Integrability and Renormalization under $T \bar T$

TL;DR

This paper derives the renormalized Lagrangian for the $T\bar T$ deformed free scalar field theory, connecting the deformation, integrability, and $S$-matrix, and discusses implications for computing observables.

Contribution

It explicitly constructs the renormalized Lagrangian for the $T\bar T$ deformation of a free scalar up to second order, linking $S$-matrix factorization and integrability.

Findings

Renormalized Lagrangian obtained to second order in deformation parameter.

Deformed theories remain integrable with factorized $S$-matrix.

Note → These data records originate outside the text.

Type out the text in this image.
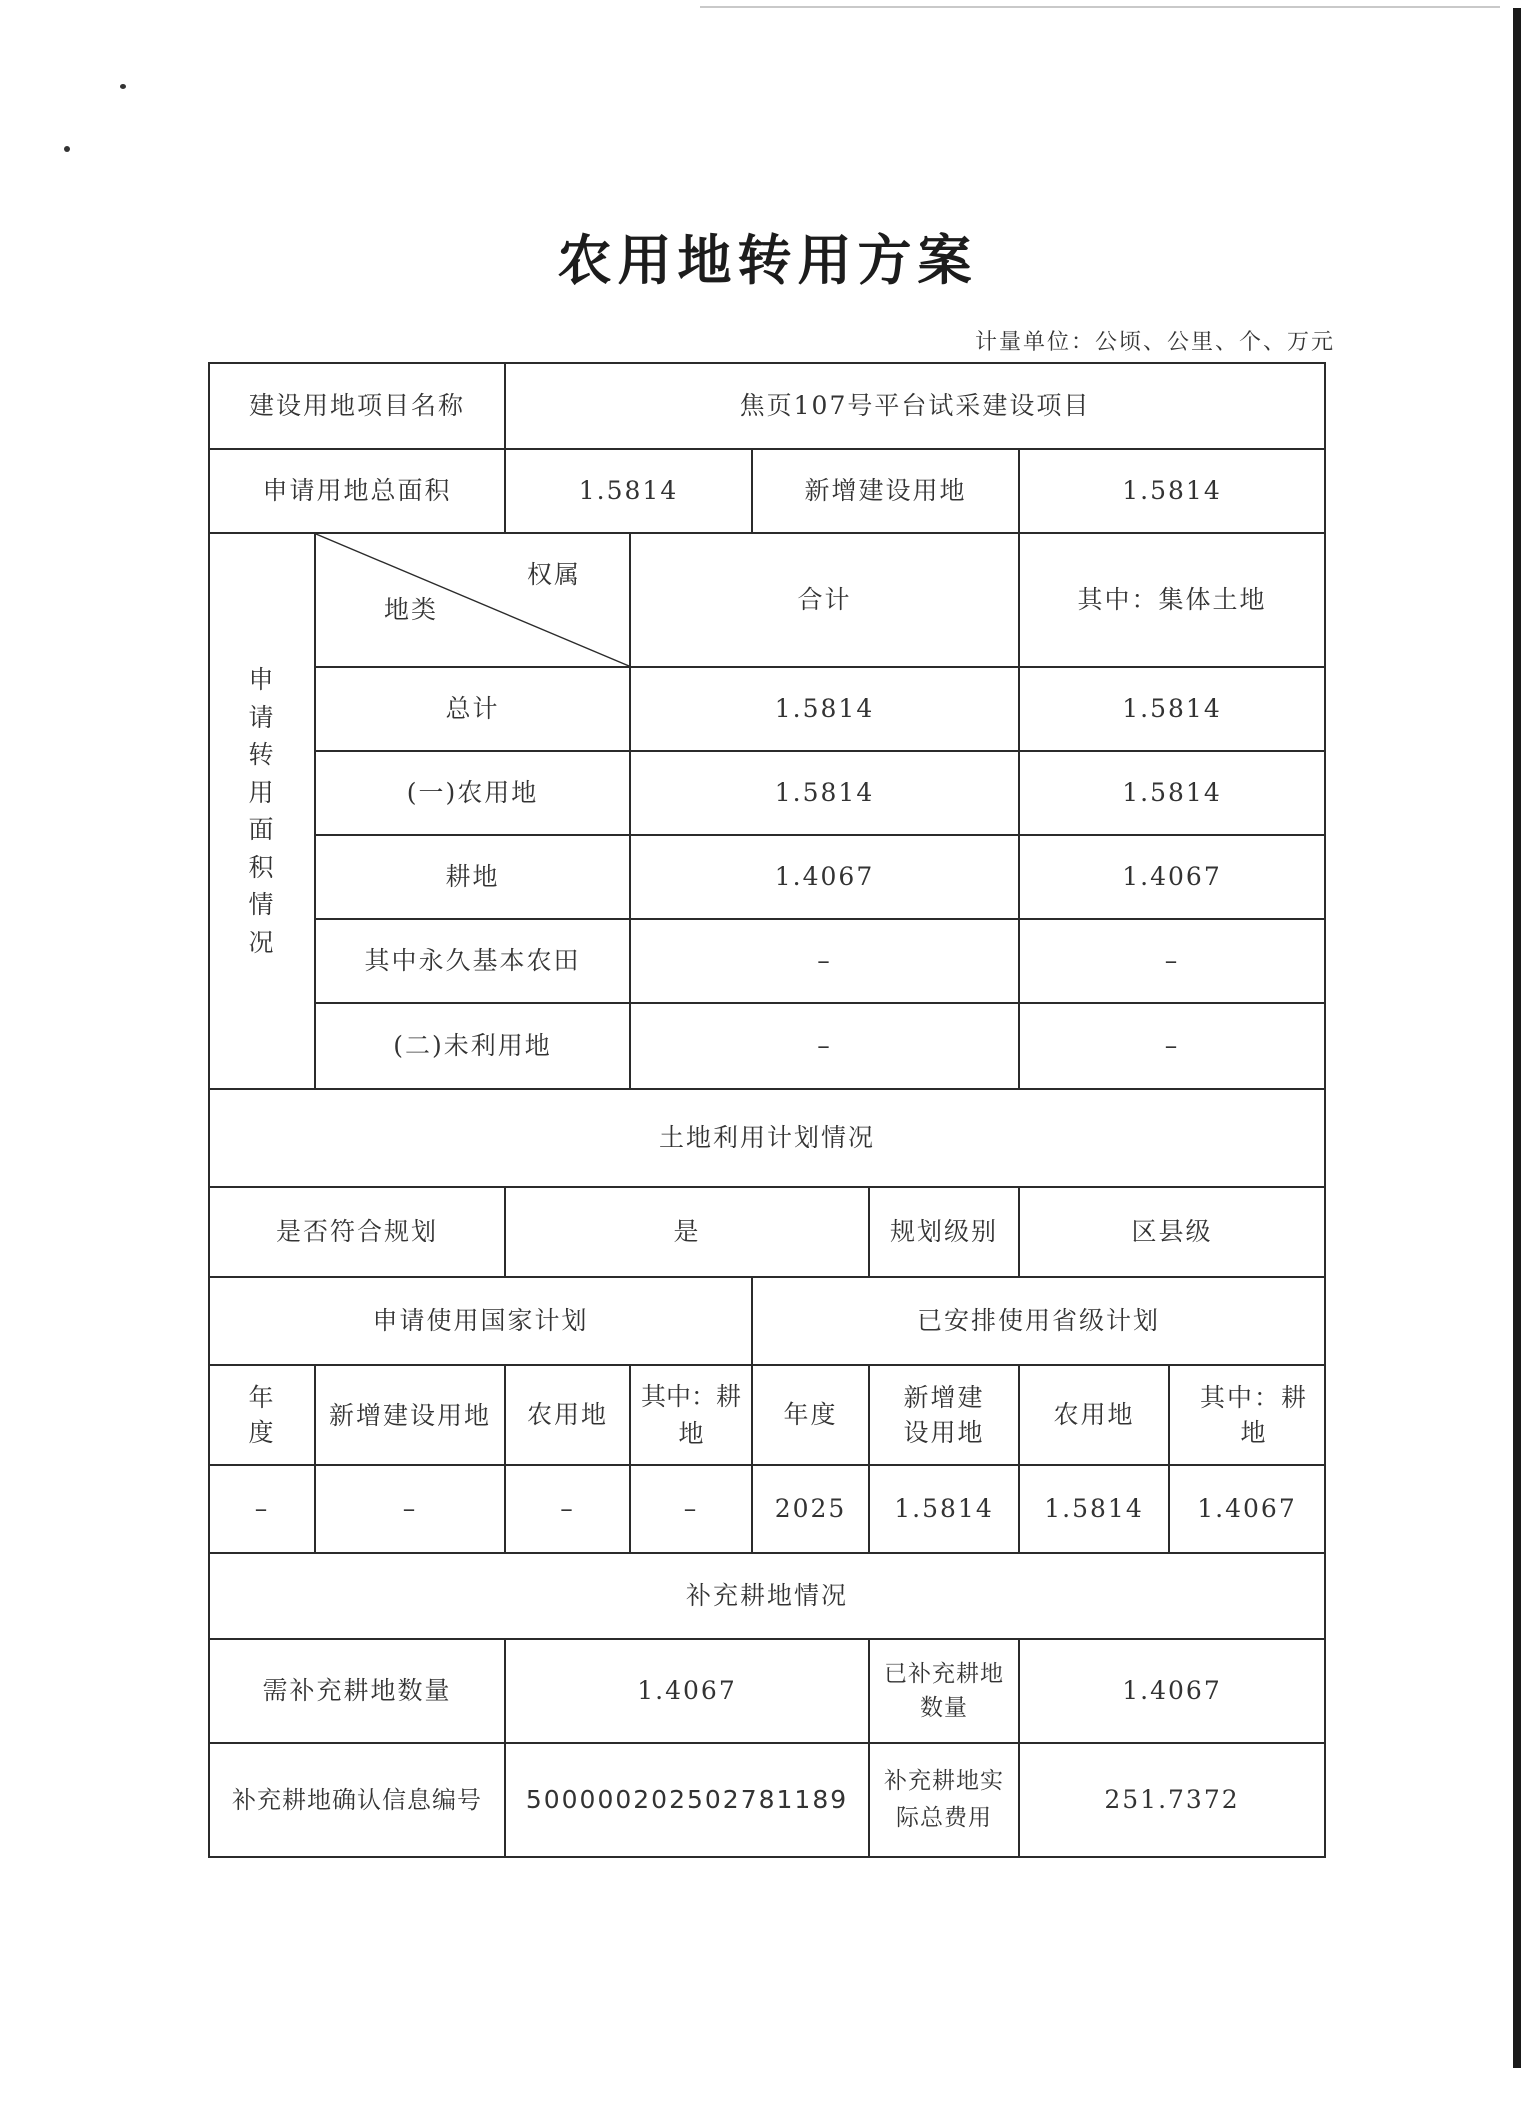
农用地转用方案
计量单位：公顷、公里、个、万元
建设用地项目名称		焦页107号平台试采建设项目					
申请用地总面积		1.5814		新增建设用地		1.5814	
申请转用面积情况	权属
地类		合计			其中：集体土地	
	总计		1.5814			1.5814	
	(一)农用地		1.5814			1.5814	
	耕地		1.4067			1.4067	
	其中永久基本农田		–			–	
	(二)未利用地		–			–	
土地利用计划情况							
是否符合规划		是			规划级别	区县级	
申请使用国家计划				已安排使用省级计划			
年度	新增建设用地	农用地	其中：耕地	年度	新增建设用地	农用地	其中：耕地
–	–	–	–	2025	1.5814	1.5814	1.4067
补充耕地情况							
需补充耕地数量		1.4067			已补充耕地数量	1.4067	
补充耕地确认信息编号		500000202502781189			补充耕地实际总费用	251.7372	
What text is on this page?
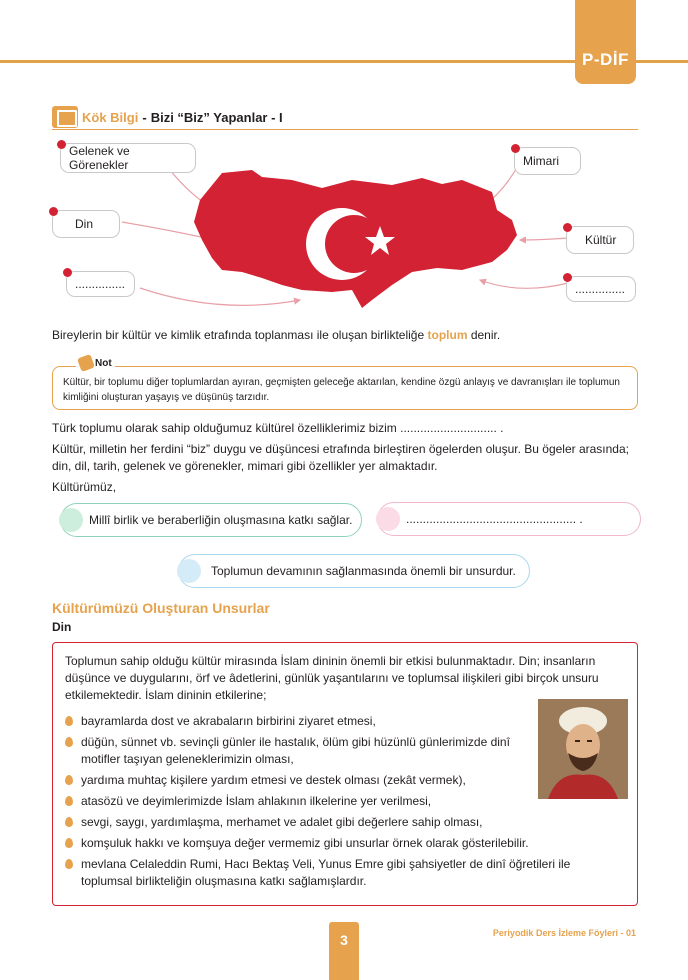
P-DİF
Kök Bilgi - Bizi “Biz” Yapanlar - I
Gelenek ve Görenekler	Mimari
Din
Kültür
...............	...............

Bireylerin bir kültür ve kimlik etrafında toplanması ile oluşan birlikteliğe toplum denir.

Kültür, bir toplumu diğer toplumlardan ayıran, geçmişten geleceğe aktarılan, kendine özgü anlayış ve davranışları ile toplumun kimliğini oluşturan yaşayış ve düşünüş tarzıdır.
Not

Türk toplumu olarak sahip olduğumuz kültürel özelliklerimiz bizim ............................. .

Kültür, milletin her ferdini “biz” duygu ve düşüncesi etrafında birleştiren ögelerden oluşur. Bu ögeler arasında; din, dil, tarih, gelenek ve görenekler, mimari gibi özellikler yer almaktadır.

Kültürümüz,

Millî birlik ve beraberliğin oluşmasına katkı sağlar.	................................................... .
Toplumun devamının sağlanmasında önemli bir unsurdur.
Kültürümüzü Oluşturan Unsurlar
Din

Toplumun sahip olduğu kültür mirasında İslam dininin önemli bir etkisi bulunmaktadır. Din; insanların düşünce ve duygularını, örf ve âdetlerini, günlük yaşantılarını ve toplumsal ilişkileri gibi birçok unsuru etkilemektedir. İslam dininin etkilerine;

bayramlarda dost ve akrabaların birbirini ziyaret etmesi,
düğün, sünnet vb. sevinçli günler ile hastalık, ölüm gibi hüzünlü günlerimizde dinî motifler taşıyan geleneklerimizin olması,
yardıma muhtaç kişilere yardım etmesi ve destek olması (zekât vermek),
atasözü ve deyimlerimizde İslam ahlakının ilkelerine yer verilmesi,
sevgi, saygı, yardımlaşma, merhamet ve adalet gibi değerlere sahip olması,
komşuluk hakkı ve komşuya değer vermemiz gibi unsurlar örnek olarak gösterilebilir.
mevlana Celaleddin Rumi, Hacı Bektaş Veli, Yunus Emre gibi şahsiyetler de dinî öğretileri ile toplumsal birlikteliğin oluşmasına katkı sağlamışlardır.
3	Periyodik Ders İzleme Föyleri - 01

Discussion on computing observables from the renormalized Lagrangian.

Abstract

Smirnov and Zamolodchikov recently introduced a new class of two-dimensional quantum field theories, defined through a differential change of any existing theory by the determinant of the energy-momentum tensor. From this $T\bar T$ flow equation one can find a simple expression for both the energy spectrum and the $S$-matrix of the $T\bar T$ deformed theories. Our goal is to find the renormalized Lagrangian of the $T\bar T$ deformed theories. In the context of the $T\bar T$ deformation of an integrable theory, the deformed theory is also integrable and, correspondingly, the $S$-matrix factorizes into two-to-two $S$-matrices. One may thus hope to be able to extract the renormalized Lagrangian from the $S$-matrix. We do this explicitly for the $T\bar T$ deformation of a free massive scalar, to second order in the deformation parameter. Once one has the renormalized Lagrangian one can, in principle, compute all other observables, such as correlation functions. We briefly discuss this, as well as the relation between the renormalized Lagrangian, the $T\bar T$ flow equation, and the $S$-matrix. We also mention a more general class of integrability-preserving deformations of a free scalar field theory.